Taylor Hall’s recent point scoring streak of 20 games opened a lot of eyes around the NHL. The question is, has he opened them enough to get into the Hart Memorial Trophy conversation? Either way, from humble and unspectacular pro beginnings, Hall’s recent surge is worthy of that kind of attention.
Expectations were rightfully high when the Edmonton Oilers selected Calgary born Taylor Strba Hall with the first pick in the 2010 NHL draft. Although there was some debate about whether he or number two pick Tyler Seguin (to the Boston Bruins) would go first, it was pretty much a consensus that the Oilers landed a franchise-changing player.
The team had missed the playoffs four straight years before drafting Hall, but things seemed certain to change. Surprisingly, they did not. The drought continued in all six of his seasons in Edmonton.

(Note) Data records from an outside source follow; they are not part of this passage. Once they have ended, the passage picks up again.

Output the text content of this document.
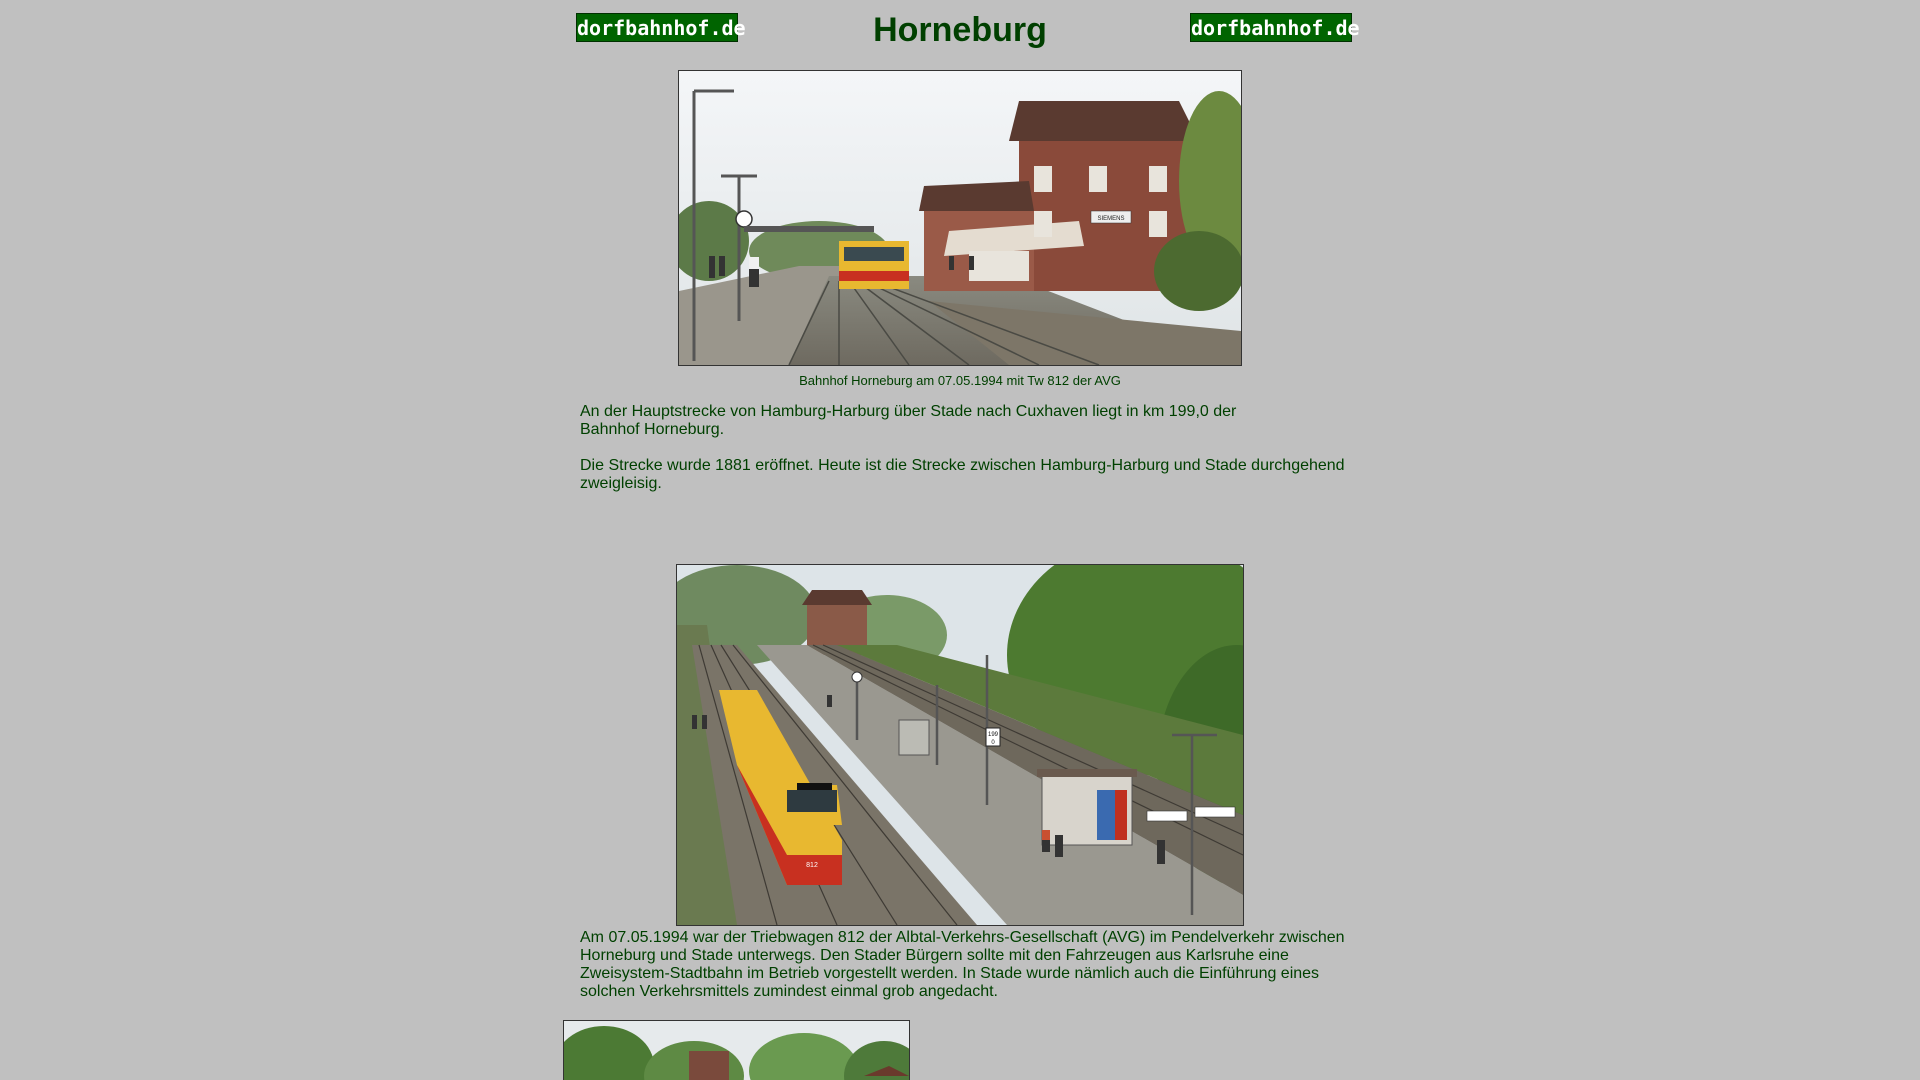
dorfbahnhof.de	Horneburg	dorfbahnhof.de
SIEMENS
Bahnhof Horneburg am 07.05.1994 mit Tw 812 der AVG

An der Hauptstrecke von Hamburg-Harburg über Stade nach Cuxhaven liegt in km 199,0 der Bahnhof Horneburg.

Die Strecke wurde 1881 eröffnet. Heute ist die Strecke zwischen Hamburg-Harburg und Stade durchgehend zweigleisig.

812
199
0

Am 07.05.1994 war der Triebwagen 812 der Albtal-Verkehrs-Gesellschaft (AVG) im Pendelverkehr zwischen Horneburg und Stade unterwegs. Den Stader Bürgern sollte mit den Fahrzeugen aus Karlsruhe eine Zweisystem-Stadtbahn im Betrieb vorgestellt werden. In Stade wurde nämlich auch die Einführung eines solchen Verkehrsmittels zumindest einmal grob angedacht.
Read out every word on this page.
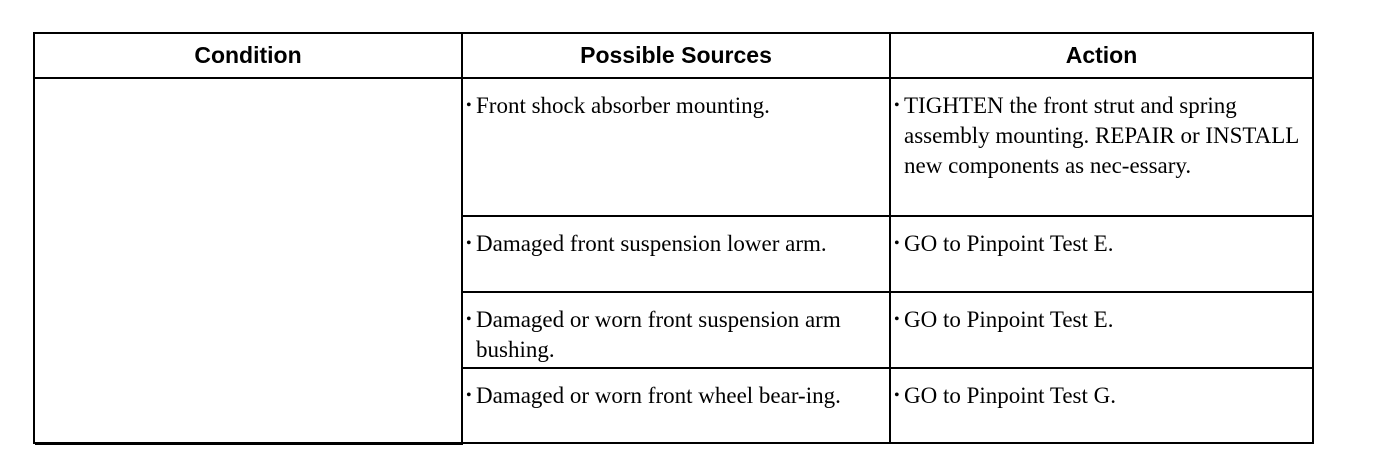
Condition	Possible Sources	Action

	• Front shock absorber mounting.	• TIGHTEN the front strut and spring assembly mounting. REPAIR or INSTALL new components as nec-essary.

	• Damaged front suspension lower arm.	• GO to Pinpoint Test E.

	• Damaged or worn front suspension arm bushing.	• GO to Pinpoint Test E.

	• Damaged or worn front wheel bear-ing.	• GO to Pinpoint Test G.
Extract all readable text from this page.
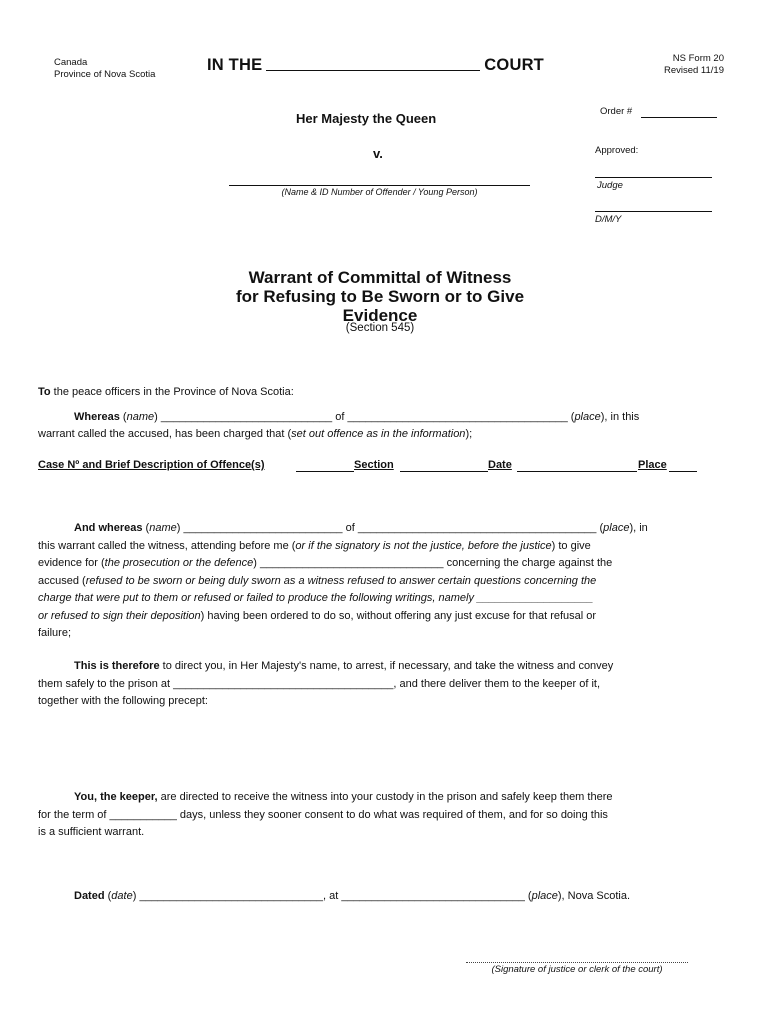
Canada
Province of Nova Scotia
IN THE	COURT	NS Form 20
Revised 11/19
Her Majesty the Queen
v.
(Name & ID Number of Offender / Young Person)
Order #
Approved:
Judge
D/M/Y
Warrant of Committal of Witness
for Refusing to Be Sworn or to Give
Evidence
(Section 545)
To the peace officers in the Province of Nova Scotia:
Whereas (name) ____________________________ of ____________________________________ (place), in this
warrant called the accused, has been charged that (set out offence as in the information);
Case Nº and Brief Description of Offence(s)	Section	Date	Place
And whereas (name) __________________________ of _______________________________________ (place), in
this warrant called the witness, attending before me (or if the signatory is not the justice, before the justice) to give
evidence for (the prosecution or the defence) ______________________________ concerning the charge against the
accused (refused to be sworn or being duly sworn as a witness refused to answer certain questions concerning the
charge that were put to them or refused or failed to produce the following writings, namely ___________________
or refused to sign their deposition) having been ordered to do so, without offering any just excuse for that refusal or
failure;
This is therefore to direct you, in Her Majesty's name, to arrest, if necessary, and take the witness and convey
them safely to the prison at ____________________________________, and there deliver them to the keeper of it,
together with the following precept:
You, the keeper, are directed to receive the witness into your custody in the prison and safely keep them there
for the term of ___________ days, unless they sooner consent to do what was required of them, and for so doing this
is a sufficient warrant.
Dated (date) ______________________________, at ______________________________ (place), Nova Scotia.
(Signature of justice or clerk of the court)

He didn’t play bad enough to be considered a bust but nobody saw this coming and his departure seemed imminent.
On June 29, 2016, Hall was traded to the New Jersey Devils. The Devils had also missed the playoffs four consecutive years before acquiring Hall. As a quirky side note, both Edmonton and New Jersey missed the playoffs, then lost in the Stanley Cup finals and then missed the playoffs four straight years, before acquiring the talented left wing. But I digress.
So what went so wrong in Edmonton? By the numbers, Hall was steady but never reached greatness. He averaged 63.5 games in his six seasons with 22 goals and 32.7 assists. The problem was the big zero in playoff games.
It was further compounded by expectations that, looking back, may have been unreasonable. The five forwards who were selected number one prior to Hall were Alexander Ovechkin, Sidney Crosby, Patrick Kane, Steven Stamkos and John Tavares. Those are tough acts to follow. The Oilers then had the number one pick the next two years, adding Ryan Nugent-Hopkins and Nail Yakupov. With this influx of talent, it was easy to overhype this team. Unfortunately, none of the kids panned out to an elite level and it was Hall who took the fall.
The theme continued in Jersey where he had a solid season of 20 goals and 33 assists, while missing another playoff season. Now in year two as a Devil, the 26-year-old veteran may finally be hitting his stride. His play has been a key ingredient as the Devils battle toward what seems like a certain playoff berth. They just added the speedy Michael Grabner in a trade with the New York Rangers to bolster their scoring. It’s been a while since the Devils were buyers at the trade deadline and they have Taylor Hall to thank.
Is league MVP a little too lofty at this point? Perhaps, but depending how he finishes, it certainly is not an unreasonable notion. Aside from his point scoring streak, which is a testimony to his consistency, he is headed for career highs in both goals and assists. At 26 and 38 respectively, these are not Nikita Kucherov kinds of numbers, but the value he brings to this Devil team cannot be measured by stats alone. When he does not score a point, the Devils have won 4 out of 15 games (4-7-4). In the five games he missed, they went 1-3-1. Their 26-12-3 record when he does score is remarkable.
Elite players carry teams in this manner and he is clearly the driving force behind the resurgent Devils. He appears to be headed toward his first playoff experience. This is where great players can be humbled or where legends can be made. Chances are that Hall will fall somewhere in between, but for a classy guy who has quietly paid his dues, I expect the long awaited spotlight to shine brightly on him. It is well deserved and may well be worth the wait.